FR: Allow startup with unreacheable `provisioner`

[LecrisUT]

Description

If a provisioner cannot be accessed, e.g. OAuth server is down, allow step-ca to boot up with the remaining functioning provisioners. Probably this is already in the new management revamp but it's worth keeping an issue for this. @dopey could you confirm this?

Use case

This is part of my recent hiccups when bootstrapping a fully integrated server after a long power outage. The relevant setup for this issue is:

• keycloak uses certificates from step-ca ACME with caddy automatically updating the certificates.
• step-ca uses keycloak's https endpoints for its OAuth provisioner.

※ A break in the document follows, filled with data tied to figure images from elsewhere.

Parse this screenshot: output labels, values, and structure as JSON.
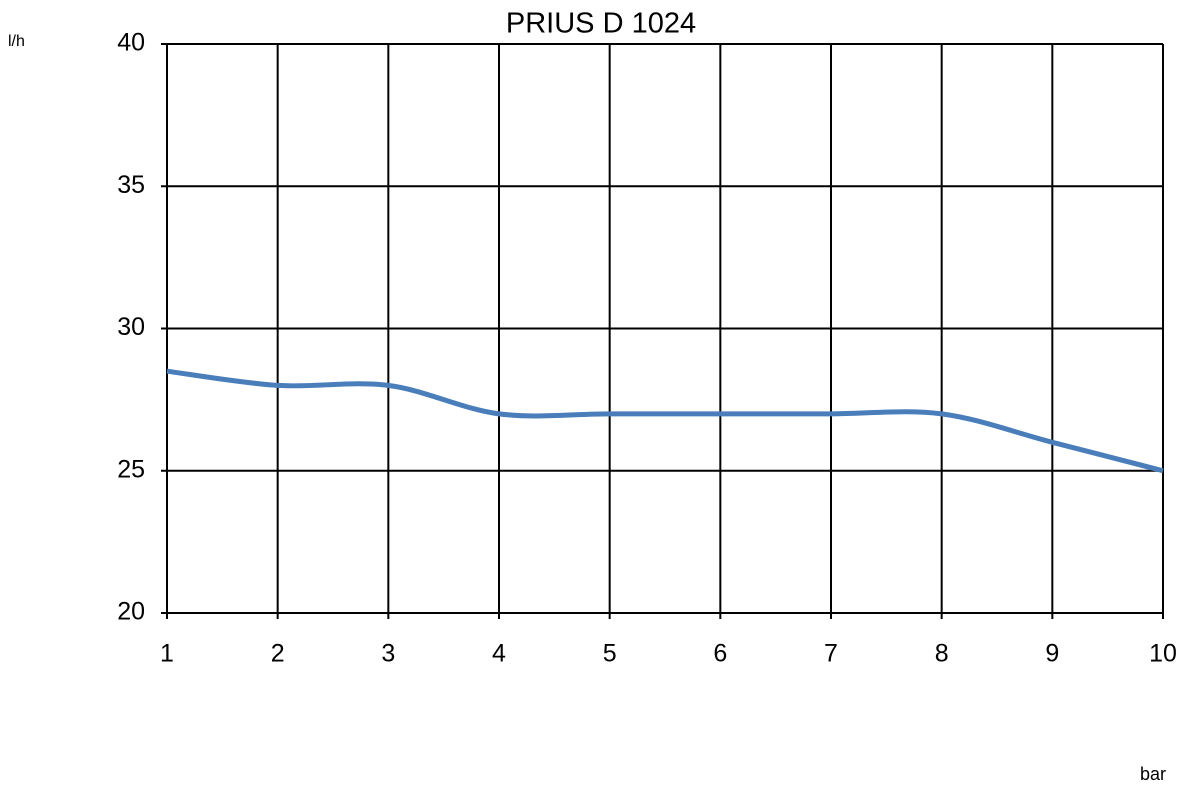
{
  "chart_data": {
    "type": "line",
    "title": "PRIUS D 1024",
    "y_label": "l/h",
    "x_label": "bar",
    "x": [
      1,
      2,
      3,
      4,
      5,
      6,
      7,
      8,
      9,
      10
    ],
    "series": [
      {
        "name": "PRIUS D 1024",
        "color": "#4a7ebb",
        "values": [
          28.5,
          28,
          28,
          27,
          27,
          27,
          27,
          27,
          26,
          25
        ]
      }
    ],
    "xlim": [
      1,
      10
    ],
    "xticks": [
      1,
      2,
      3,
      4,
      5,
      6,
      7,
      8,
      9,
      10
    ],
    "ylim": [
      20,
      40
    ],
    "yticks": [
      20,
      25,
      30,
      35,
      40
    ],
    "grid": true,
    "smooth": true
  }
}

Probably as a workaround we could link to the internal .well-known without https, but this needs to be tested.
• After a long outage keycloak's certificate is expired, and step-ca will not boot up because it detects the OAuth has expired TLS. But reversely, the ACME endpoint is not accessible for caddy to update the certificate because step-ca is not booting.

[dopey]

Discussed during a triage meeting and, in short, we agree.

Currently, step-ca caches OIDC well known results at start up and then refreshes them periodically. It should be changed to not request the OIDC details on startup (allowing the CA to load) and then to attempt first load on first use of the provisioner.

Going into our backlog, but if anyone is looking for a way to contribute we'd happily accept a PR. Please reach out if you're interested.

As a workaround for the original issue, you can remove the OIDC provisioner, wait for the keycloak server to get it's cert from the acme provisioner, then add the OIDC provisioner back. Not ideal, but it will get you unstuck.

This will actually need to be fixed in short order when managed provisioners are mainstream because users will have no way to make changes to provisioners if the CA configuration cannot even startup. (Right now you can just update the json, but we're moving away from that).

@LecrisUT thanks for bringing this to our attention.